Oral health services, delivered by primary care clinicians and designed to prevent dental caries (cavities) in young children, can improve the oral health of kindergartners enrolled in Medicaid, according to a new study by three researchers affiliated with The University of North Carolina at Chapel Hill’s Gillings School of Global Public Health. However, more effort is required, the study finds, to coordinate services between medical and dental practitioners so that the children’s improved oral health care can be continued over time.
Led by Dr. Ashley Kranz, 2013 UNC Gillings School of Global Public Health alumna and adjunct assistant professor of pediatric dentistry at UNC, the research was published online June 29 in the journal Pediatrics.
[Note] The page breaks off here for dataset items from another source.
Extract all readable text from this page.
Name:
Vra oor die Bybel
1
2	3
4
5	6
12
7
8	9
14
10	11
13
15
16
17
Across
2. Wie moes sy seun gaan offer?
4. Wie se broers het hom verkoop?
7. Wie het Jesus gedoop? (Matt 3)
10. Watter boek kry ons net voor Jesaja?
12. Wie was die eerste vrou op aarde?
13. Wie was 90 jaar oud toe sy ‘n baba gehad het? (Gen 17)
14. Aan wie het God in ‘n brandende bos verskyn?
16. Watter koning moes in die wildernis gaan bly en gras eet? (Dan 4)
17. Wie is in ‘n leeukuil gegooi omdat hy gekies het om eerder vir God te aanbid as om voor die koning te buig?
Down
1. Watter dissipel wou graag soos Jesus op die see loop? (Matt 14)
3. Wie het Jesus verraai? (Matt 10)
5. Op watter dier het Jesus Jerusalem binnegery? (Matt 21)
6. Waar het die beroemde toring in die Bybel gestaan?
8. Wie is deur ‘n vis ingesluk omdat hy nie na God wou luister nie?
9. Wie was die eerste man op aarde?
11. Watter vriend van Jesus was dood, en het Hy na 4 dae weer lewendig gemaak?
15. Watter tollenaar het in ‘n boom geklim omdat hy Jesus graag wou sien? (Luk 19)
[Photo: “Screening and referral [to dentists] are important components of oral health services in medical settings,” the UNC authors write, “but their effectiveness depends upon the successful completion of a number of steps in a complex and often challenging process.” That process includes being able to identify the child’s risk, disease status and need for referral, as well as helping the parent or guardian navigate the dental care system. Photo by clappstar/flickr creative commons]
“Evidence has accumulated, particularly from studies in North Carolina, that offering services in the medical office increases access to recommended preventive dental services for young children and reduces needed treatment for tooth decay and its associated costs,” said Dr. Gary R. Rozier, research professor of health policy and management at the Gillings School and study co-author. “This study provides the first direct evidence that physician-based services will reduce tooth decay and thus improve the oral health status of children entering kindergarten.”
Poor access to oral health care – both geographical and financial – has led to significant health disparities among children of preschool age in NC. At the turn of the twenty-first century, nearly 40 percent of children entering kindergarten in the state had a history of early childhood tooth decay, with rates as high as 67 percent in some counties. In 2000, the NC Medicaid program established the “Into the Mouths of Babes” initiative, and the high rates of dental disease in low-income children were remedied significantly through the training of physicians and nurses to screen for dental caries, counsel parents about oral health and apply fluoride varnish to young children’s teeth.